The atmosphere is quiet at the workers’ residential area of the Cameroon Development Corporation in Illoani, a village of about 5,000 people. But it’s not a holiday. Many workers at the CDC, a state-run agro-industrial company in the English-speaking southwest, have simply fled.
Armed separatists seeking an independent English-speaking state in April killed a Cameroonian soldier in the area. The attack touched off sporadic clashes that have since led thousands of villagers to flee the area, including more than 2,000 of the CDC’s 20,000 workers.
54-year-old William Kangue, a father of three, said he abandoned his job and fled the area because of ongoing clashes.
“The secessionist guys attacked in broad daylight,” he explained. “There were bullets flying everywhere, flying over my house. People got shot, civilians must [flee] especially. Many people have gone away from their communities and so their farms have been abandoned.”
The military on Sunday said separatists attacked at least nine villages in the southwest over the weekend, killing a policeman and four soldiers. More than 200 separatist fighters clashed with the military at Wotutu village, according to a military communique, home to hundreds of CDC workers.
The military’s report could not be independently verified.
Separatists seeking to establish an English-speaking republic within Cameroon consider the state-run CDC a legitimate target. The company’s vehicles, tractors, buildings and warehouses have been torched and some of their staff kidnapped.
Despite ongoing violence, some locals refused to run away.
Fifty-seven-year old CDC nurse Suzan Nenda said they have received threats from separatists to stop working and leave the area. But she rejects leaving the village of her birth.
“If death comes, then it is God’s making that I have to die,” she said. “People are not living in their houses. Most of them are in the bushes. Some of the houses are burned, some of the villages are burned. People don’t have places to stay so they have decided to stay in the bush. They build huts in the bush and stay there.”
The CDC runs banana, palm oil, and rubber plantations in Cameroon’s troubled southwest. But its Director General Franklin Njie said only one of its 11 estates is functioning normally.
“Most of our units, estates, oil mills, factories are shut down completely while some are operating timidly,” he said. “It is the only Debuncha palms estate that is operating normally, but amidst threats. Since the first of July 2018, the banana sector has been hit. The pack house [warehouse] was attacked and set ablaze. Till today, no work is going on.”

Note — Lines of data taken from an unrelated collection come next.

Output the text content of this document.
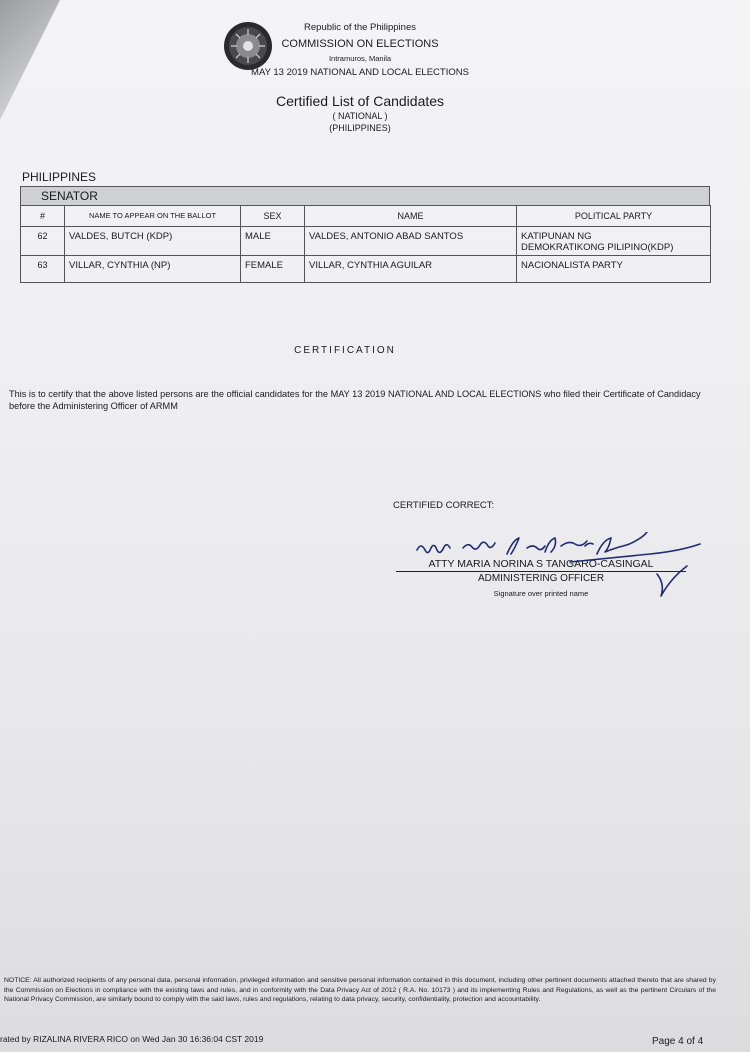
Republic of the Philippines
COMMISSION ON ELECTIONS
Intramuros, Manila
MAY 13 2019 NATIONAL AND LOCAL ELECTIONS
Certified List of Candidates
( NATIONAL )
(PHILIPPINES)
PHILIPPINES
SENATOR
#	NAME TO APPEAR ON THE BALLOT	SEX	NAME	POLITICAL PARTY
62	VALDES, BUTCH (KDP)	MALE	VALDES, ANTONIO ABAD SANTOS	KATIPUNAN NG
DEMOKRATIKONG PILIPINO(KDP)

63	VILLAR, CYNTHIA (NP)	FEMALE	VILLAR, CYNTHIA AGUILAR	NACIONALISTA PARTY
CERTIFICATION
This is to certify that the above listed persons are the official candidates for the MAY 13 2019 NATIONAL AND LOCAL ELECTIONS who filed their Certificate of Candidacy before the Administering Officer of ARMM
CERTIFIED CORRECT:
ATTY MARIA NORINA S TANGARO-CASINGAL
ADMINISTERING OFFICER
Signature over printed name
NOTICE: All authorized recipients of any personal data, personal information, privileged information and sensitive personal information contained in this document, including other pertinent documents attached thereto that are shared by the Commission on Elections in compliance with the existing laws and rules, and in conformity with the Data Privacy Act of 2012 ( R.A. No. 10173 ) and its implementing Rules and Regulations, as well as the pertinent Circulars of the National Privacy Commission, are similarly bound to comply with the said laws, rules and regulations, relating to data privacy, security, confidentiality, protection and accountability.
rated by RIZALINA RIVERA RICO on Wed Jan 30 16:36:04 CST 2019	Page 4 of 4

Njie said CDC’s gross revenue has dropped by 75 percent. He said if the attacks continue, they may be forced to lay off as many as 5,000 workers.
The unrest in Cameroon began in November 2016, when English-speaking teachers and lawyers protested being forced to use French in schools and courts and called for greater autonomy. The government crackdown that followed only encouraged separatists to take up arms.
Authorities say at least 300 people, including soldiers and police, have been killed in the fighting since.